Bulk modulus of soft particle assemblies under compression

TL;DR

This study investigates how the bulk modulus of soft particle assemblies changes under compression, revealing non-linear behaviors and proposing a predictive model that accounts for particle-scale properties and interparticle friction effects.

Contribution

The paper introduces a new numerical model that predicts the evolution of bulk modulus in soft particle assemblies considering non-linearities and friction effects, validated by simulations.

Findings

Bulk modulus deviates from linear predictions under high compression.

The proposed model accurately predicts bulk modulus evolution.
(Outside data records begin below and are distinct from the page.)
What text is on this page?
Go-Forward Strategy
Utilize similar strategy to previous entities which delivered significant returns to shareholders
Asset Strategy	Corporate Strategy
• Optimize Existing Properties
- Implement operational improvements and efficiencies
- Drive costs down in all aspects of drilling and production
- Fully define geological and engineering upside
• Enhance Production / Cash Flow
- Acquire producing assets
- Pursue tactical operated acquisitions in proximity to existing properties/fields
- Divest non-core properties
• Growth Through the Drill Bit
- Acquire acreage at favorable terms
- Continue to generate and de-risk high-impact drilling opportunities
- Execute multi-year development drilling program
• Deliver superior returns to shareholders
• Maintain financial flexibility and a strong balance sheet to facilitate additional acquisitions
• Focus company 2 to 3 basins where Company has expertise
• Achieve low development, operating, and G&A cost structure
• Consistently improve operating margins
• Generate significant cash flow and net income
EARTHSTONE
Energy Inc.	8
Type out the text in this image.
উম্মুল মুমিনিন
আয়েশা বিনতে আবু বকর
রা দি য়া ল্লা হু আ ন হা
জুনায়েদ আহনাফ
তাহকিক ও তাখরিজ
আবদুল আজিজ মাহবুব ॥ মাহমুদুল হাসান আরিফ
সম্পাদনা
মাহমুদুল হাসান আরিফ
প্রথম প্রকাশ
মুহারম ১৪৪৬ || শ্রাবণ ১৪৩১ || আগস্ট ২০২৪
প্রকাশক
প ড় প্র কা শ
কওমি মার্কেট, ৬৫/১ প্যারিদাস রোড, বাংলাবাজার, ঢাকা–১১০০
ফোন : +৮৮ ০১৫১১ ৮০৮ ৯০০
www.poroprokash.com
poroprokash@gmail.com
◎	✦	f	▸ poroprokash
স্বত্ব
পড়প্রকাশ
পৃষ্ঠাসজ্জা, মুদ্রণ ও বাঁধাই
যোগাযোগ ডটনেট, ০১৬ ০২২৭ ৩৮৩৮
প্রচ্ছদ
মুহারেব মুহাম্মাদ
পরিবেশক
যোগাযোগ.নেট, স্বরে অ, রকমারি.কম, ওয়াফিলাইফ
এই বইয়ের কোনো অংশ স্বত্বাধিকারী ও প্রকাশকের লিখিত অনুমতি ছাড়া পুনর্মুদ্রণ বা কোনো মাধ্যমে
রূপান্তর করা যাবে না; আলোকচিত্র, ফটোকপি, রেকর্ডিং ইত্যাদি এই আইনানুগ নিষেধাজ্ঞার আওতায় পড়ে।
Interparticle friction influences the bulk modulus behavior.

Abstract

Using a numerical approach based on the coupling of the discrete and finite element methods, we explore the variation of the bulk modulus K of soft particle assemblies undergoing isotropic compression. As the assemblies densify under pressure-controlled boundary conditions, we show that the non-linearities of K rapidly deviate from predictions standing on a small-strain framework or the Equivalent Medium Theory (EMT). Using the granular stress tensor and extracting the bulk properties of single representative grains under compression, we propose a model to predict the evolution of K as a function of the sample's solid fraction and a reference state as the applied pressure P tends to zero. The model closely reproduces the trends observed in our numerical experiments confirming the behavior scalability of soft particle assemblies from the individual particle scale. Finally, we present the effect of the interparticle friction on K's evolution and how our model easily adapts to such a mechanical constraint.